Вот почему дух Возрождения (попытки которого начались в Италии с XIV века и в течение последних пяти веков много раз возобновлялись во всей Европе) выше чем дух эллинского и средневекового мира. Дух Возрождения освободил язычество из-под гнета католицизма и в то же время освободил родники христианского чувства из-под развалин и обломков язычества, схоластики и варварской латыни. Два мировых начала в первый раз встретились в духе Возрождения и вступили в живое взаимодействие, в борьбу, как два равноправных, равносильных бойца. Достижимо ли полное примирение? Это – неразрешенный, быть может, даже неразрешимый, вопрос будущего.
Во всяком случае, драгоценнейшими плодами усилий и борений человечества, признаками подъема на вершины творчества, являются те редкие мгновения, когда два мира достигают хотя бы бессознательного и несовершенного примирения, хотя бы неустойчивого равновесия.

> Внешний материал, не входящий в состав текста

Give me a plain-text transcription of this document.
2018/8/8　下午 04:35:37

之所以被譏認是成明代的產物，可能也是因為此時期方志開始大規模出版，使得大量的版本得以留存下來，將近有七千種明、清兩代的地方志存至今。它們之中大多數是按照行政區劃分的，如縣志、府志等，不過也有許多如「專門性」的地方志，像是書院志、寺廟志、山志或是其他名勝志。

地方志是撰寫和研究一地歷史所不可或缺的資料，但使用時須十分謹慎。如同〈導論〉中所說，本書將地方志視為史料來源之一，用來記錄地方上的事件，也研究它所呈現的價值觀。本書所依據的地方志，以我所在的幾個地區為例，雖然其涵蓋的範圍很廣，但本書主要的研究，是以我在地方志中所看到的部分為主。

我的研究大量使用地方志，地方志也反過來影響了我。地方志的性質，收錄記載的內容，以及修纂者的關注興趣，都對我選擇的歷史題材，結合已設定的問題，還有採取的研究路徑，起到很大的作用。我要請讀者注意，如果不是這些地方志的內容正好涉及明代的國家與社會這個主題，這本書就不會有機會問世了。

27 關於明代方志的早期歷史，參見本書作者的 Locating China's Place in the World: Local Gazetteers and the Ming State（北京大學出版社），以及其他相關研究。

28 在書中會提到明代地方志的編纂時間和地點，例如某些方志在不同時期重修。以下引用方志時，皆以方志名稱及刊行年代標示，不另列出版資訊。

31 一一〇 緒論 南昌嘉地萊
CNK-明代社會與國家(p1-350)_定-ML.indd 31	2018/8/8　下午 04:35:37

Пушкин первый доказал, что в глубине русского миросозерцания скрываются великие задатки будущего Возрождения – той духовной гармонии, которая для всех народов является самым редким плодом тысячелетних стремлений.
С этой точки зрения становится вполне ясной ошибка тех, которые ставят Пушкина в связь не с Гёте, а с Байроном. Правда, Байрон увеличил силы Пушкина, но не иначе как побежденный враг увеличивает силы победителя, Пушкин поглотил Евфориона, преодолел его крайности, его разлад, претворил его в своем сердце, и устремился дальше, выше – в те ясные сферы всеобъемлющей гармонии, куда звал Гёте и куда за Гёте никто не имел силы пойти, кроме Пушкина.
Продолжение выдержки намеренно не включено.